What the day-to-day is actually like

Slow is the obvious caveat. Phi-3.5-mini at 3–6 tok/s means a paragraph-length response takes 20–30 seconds. For coding help where you’re reading what came before while it generates, that’s fine. For quick factual lookups, it’s a little tedious.

The useful cases for a local model, for me:

Rephrasing or editing text — paste something, ask it to tighten it. No data leaves the house.
Config explanation — paste a Kubernetes manifest or a Traefik config block, ask what it does. Again, stays local.
Quick summaries — short documents, log snippets, error messages.
Experimentation — trying prompting techniques, testing system prompts, benchmarking quantisation levels without API costs.

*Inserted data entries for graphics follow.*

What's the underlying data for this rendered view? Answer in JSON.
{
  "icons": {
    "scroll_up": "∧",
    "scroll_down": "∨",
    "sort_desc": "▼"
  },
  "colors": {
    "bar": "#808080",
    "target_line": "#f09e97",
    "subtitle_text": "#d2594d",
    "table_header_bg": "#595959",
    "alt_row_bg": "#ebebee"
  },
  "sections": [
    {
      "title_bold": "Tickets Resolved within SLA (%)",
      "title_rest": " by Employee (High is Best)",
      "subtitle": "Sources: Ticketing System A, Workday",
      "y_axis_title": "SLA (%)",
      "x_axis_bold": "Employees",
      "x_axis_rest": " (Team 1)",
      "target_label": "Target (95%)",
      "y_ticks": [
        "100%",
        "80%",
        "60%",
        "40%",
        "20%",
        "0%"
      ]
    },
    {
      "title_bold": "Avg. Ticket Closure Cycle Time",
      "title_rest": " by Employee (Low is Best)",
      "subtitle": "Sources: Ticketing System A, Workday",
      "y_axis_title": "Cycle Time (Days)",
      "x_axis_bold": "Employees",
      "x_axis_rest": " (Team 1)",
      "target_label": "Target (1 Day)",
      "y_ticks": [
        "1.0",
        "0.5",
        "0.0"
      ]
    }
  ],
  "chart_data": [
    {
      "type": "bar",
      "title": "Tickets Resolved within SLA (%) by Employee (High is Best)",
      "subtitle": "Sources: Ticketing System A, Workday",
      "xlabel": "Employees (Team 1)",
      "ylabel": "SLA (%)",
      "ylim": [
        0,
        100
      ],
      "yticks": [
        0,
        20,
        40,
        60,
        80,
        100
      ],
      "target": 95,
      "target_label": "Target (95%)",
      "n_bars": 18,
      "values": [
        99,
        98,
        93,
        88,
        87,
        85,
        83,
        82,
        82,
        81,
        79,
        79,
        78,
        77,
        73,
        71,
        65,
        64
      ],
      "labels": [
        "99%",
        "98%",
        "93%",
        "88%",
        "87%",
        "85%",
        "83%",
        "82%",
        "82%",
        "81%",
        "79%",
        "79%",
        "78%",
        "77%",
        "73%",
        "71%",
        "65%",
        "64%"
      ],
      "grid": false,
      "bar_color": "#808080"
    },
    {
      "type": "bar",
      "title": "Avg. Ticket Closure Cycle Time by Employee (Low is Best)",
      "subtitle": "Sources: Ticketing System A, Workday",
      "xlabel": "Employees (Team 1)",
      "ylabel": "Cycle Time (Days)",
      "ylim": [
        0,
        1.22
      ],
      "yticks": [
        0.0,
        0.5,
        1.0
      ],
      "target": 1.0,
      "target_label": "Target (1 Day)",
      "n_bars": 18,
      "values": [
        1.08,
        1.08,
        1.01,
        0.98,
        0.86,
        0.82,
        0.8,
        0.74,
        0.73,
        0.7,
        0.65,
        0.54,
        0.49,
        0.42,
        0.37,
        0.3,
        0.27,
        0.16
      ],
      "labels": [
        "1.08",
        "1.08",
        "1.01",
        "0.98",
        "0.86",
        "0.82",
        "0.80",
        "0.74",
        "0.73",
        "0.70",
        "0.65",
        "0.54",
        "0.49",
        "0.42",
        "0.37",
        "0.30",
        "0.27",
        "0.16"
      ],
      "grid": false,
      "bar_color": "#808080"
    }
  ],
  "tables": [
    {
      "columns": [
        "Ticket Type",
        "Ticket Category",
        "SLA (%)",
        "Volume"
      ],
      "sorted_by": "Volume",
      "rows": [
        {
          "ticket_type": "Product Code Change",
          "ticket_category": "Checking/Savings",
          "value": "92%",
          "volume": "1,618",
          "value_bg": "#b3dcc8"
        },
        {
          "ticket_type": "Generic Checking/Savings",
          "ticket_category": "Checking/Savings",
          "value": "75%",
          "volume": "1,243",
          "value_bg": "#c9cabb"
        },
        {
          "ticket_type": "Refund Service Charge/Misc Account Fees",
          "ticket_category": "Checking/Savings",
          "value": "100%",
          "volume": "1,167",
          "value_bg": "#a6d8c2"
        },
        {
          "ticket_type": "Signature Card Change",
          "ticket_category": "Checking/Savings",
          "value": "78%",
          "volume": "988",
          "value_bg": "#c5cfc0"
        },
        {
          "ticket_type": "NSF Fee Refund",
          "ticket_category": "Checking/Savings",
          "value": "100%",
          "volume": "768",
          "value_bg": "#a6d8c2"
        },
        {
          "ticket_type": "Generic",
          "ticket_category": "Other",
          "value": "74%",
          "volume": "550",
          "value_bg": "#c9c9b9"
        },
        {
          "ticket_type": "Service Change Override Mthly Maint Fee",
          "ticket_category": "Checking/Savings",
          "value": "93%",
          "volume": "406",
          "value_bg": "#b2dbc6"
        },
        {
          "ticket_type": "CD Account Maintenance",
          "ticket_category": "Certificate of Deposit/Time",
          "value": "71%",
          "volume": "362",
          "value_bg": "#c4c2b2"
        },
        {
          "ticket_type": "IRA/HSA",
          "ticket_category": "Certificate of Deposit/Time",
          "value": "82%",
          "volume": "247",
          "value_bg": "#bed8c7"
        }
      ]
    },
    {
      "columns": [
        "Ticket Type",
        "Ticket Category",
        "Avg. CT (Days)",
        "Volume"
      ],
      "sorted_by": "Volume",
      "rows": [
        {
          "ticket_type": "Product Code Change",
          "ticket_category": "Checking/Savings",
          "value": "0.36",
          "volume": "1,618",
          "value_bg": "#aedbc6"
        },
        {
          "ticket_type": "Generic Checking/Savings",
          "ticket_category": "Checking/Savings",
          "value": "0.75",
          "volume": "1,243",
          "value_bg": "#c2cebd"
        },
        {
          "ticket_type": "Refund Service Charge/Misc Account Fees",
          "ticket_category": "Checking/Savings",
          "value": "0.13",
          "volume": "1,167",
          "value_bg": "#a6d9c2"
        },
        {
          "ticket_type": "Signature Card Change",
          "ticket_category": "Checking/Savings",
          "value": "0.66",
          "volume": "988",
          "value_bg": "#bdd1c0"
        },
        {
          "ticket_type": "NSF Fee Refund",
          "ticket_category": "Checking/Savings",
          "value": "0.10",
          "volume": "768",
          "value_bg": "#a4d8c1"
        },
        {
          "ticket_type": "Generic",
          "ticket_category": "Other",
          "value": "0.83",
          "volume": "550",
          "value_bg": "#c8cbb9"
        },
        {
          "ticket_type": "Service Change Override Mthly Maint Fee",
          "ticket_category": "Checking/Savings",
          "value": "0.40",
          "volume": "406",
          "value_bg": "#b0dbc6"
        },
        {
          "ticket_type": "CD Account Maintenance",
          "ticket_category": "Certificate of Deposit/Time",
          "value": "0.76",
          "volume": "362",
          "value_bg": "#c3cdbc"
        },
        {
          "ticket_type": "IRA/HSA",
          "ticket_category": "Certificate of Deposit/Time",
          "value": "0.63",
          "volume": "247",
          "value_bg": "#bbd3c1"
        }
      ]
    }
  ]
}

For longer reasoning tasks I use a cloud model. The local stack is for the cases where I want the answer to stay on-premises, or where I’m iterating and don’t want to pay per token.

The starting point if you want to try it

The manifests are on GitHub: homelab-ai-inference-starter

It includes the llama-server and Open WebUI deployments, resource configuration, and ingress options for Traefik and nginx. The README walks through downloading a model, applying the manifests, and the configuration knobs worth knowing.

No GPU required. The ThinkCentre in the corner of my desk does the job.